= Alan M. Jones =

American cell biologist (born 1957)

Alan M. Jones (born May 13, 1957) is an American cell biologist. He is Kenan Distinguished Professor of Biology at the University of North Carolina at Chapel Hill and has a joint appointment with the Department of Pharmacology in the UNC School of Medicine. He is a past President of the American Society of Plant Biologists (ASPB, 2013-2014). He is a Fellow of The American Association for the Advancement of Science, Fellow of American Society of Plant Biologists, and an Alexander von Humboldt Fellow.

== Education ==

Jones received his B.S summa cum laude in Botany from the University of Florida in 1978 and his PhD in Plant Biology from the University of Illinois at Urbana-Champaign in 1983. He was first under the mentorship of Larry N. Vanderhoef and finished his training with Tuan-hua David Ho. In the middle of his PhD program, Jones spent 2 years at the Friedrich Miescher Institute in Basal Switzerland under the mentorship of Fred Meins. His postdoctoral training was at the University of Wisconsin- Madison under the mentorship of Peter Quail. Jones joined the faculty at the University of North Carolina at Chapel Hill in 1986.

== Research ==

=== Phytochrome ===

During his postdoctoral training, Jones established that the plant photoreceptor, phytochrome A, is dimeric and he showed a minimal structural unit for photoperception. This worked continued into his early years at the University of North Carolina and directed subsequent structure analyses of phytochrome by other labs.

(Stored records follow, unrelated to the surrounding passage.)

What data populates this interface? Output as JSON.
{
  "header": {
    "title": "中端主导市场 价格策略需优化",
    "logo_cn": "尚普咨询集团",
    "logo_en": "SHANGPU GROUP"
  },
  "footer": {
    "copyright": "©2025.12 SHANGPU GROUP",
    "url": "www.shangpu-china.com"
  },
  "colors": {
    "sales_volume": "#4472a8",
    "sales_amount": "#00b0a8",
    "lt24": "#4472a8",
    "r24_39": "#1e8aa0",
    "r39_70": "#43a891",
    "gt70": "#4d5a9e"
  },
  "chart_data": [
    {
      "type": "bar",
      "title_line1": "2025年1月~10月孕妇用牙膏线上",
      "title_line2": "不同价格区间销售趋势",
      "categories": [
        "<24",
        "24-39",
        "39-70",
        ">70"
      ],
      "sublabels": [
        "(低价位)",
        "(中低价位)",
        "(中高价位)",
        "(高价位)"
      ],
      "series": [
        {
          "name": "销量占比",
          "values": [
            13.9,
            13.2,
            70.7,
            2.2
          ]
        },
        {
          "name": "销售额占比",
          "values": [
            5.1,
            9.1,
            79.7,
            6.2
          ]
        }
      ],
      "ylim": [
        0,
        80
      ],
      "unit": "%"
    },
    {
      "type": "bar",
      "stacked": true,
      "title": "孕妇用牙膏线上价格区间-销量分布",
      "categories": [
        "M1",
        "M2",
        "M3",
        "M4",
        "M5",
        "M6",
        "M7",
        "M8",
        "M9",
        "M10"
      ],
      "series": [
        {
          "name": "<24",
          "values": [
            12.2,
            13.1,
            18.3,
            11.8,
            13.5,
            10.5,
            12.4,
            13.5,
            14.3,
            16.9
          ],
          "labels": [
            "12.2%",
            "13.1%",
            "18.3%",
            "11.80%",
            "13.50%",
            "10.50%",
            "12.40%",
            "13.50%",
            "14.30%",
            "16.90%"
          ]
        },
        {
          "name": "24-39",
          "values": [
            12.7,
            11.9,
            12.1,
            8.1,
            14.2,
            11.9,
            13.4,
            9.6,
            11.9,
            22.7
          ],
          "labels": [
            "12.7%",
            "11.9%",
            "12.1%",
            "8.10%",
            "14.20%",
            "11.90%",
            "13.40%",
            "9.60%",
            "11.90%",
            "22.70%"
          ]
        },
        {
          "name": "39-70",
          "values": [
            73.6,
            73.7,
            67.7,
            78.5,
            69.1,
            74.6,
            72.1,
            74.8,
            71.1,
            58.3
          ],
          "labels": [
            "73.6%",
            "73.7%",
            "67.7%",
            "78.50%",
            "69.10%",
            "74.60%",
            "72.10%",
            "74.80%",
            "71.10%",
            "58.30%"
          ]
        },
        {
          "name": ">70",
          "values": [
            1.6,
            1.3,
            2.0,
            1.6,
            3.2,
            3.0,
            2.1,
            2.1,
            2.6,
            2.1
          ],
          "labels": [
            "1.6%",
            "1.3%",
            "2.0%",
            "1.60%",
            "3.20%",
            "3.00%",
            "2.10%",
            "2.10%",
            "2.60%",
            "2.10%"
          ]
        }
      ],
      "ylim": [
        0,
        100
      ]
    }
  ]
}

=== Plant Hormone Receptors ===

During the 1970s, in collaboration with the organic chemist Nelson Leonard, Jones invented a photoaffinity labeling technique to identify auxin receptors in plant extracts. He provided the first data proving that Auxin-binding Protein 1 (ABP1) binds auxin and, in collaboration with Michael Sussman, proved that this receptor is essential for normal auxin-mediated growth The later discovery was only the second report of a gene knockout mutant in the genetic model, Arabidopsis thaliana. Despite his proof that auxin binding to ABP1 is the rate-limiting step for auxin signal transduction, the classification of ABP1 as a hormone receptor remains controversial among plant cell biologists because the structure and properties of ABP1 do not fit any animal hormone receptor paradigm.

=== Programmed Cell Death ===

In the 1990s, Jones studied programmed cell death associated with plant cell differentiation. He elucidated the role of the vacuole in hydrolytic-based plant cell death.

=== G Protein-coupled Signaling ===

In 2000, Jones switched his research effort to the study of the heterotrimeric G protein signaling pathway in Arabidopsis. His rationalization was that Arabidopsis, having a simpler repertoire of G signaling elements than mouse and much easier to genetically engineer, would serve as a good multicellular model for G signaling research. Jones showed that G protein signaling in plants and many other taxa on the tree of life differed from the well-established animal paradigm.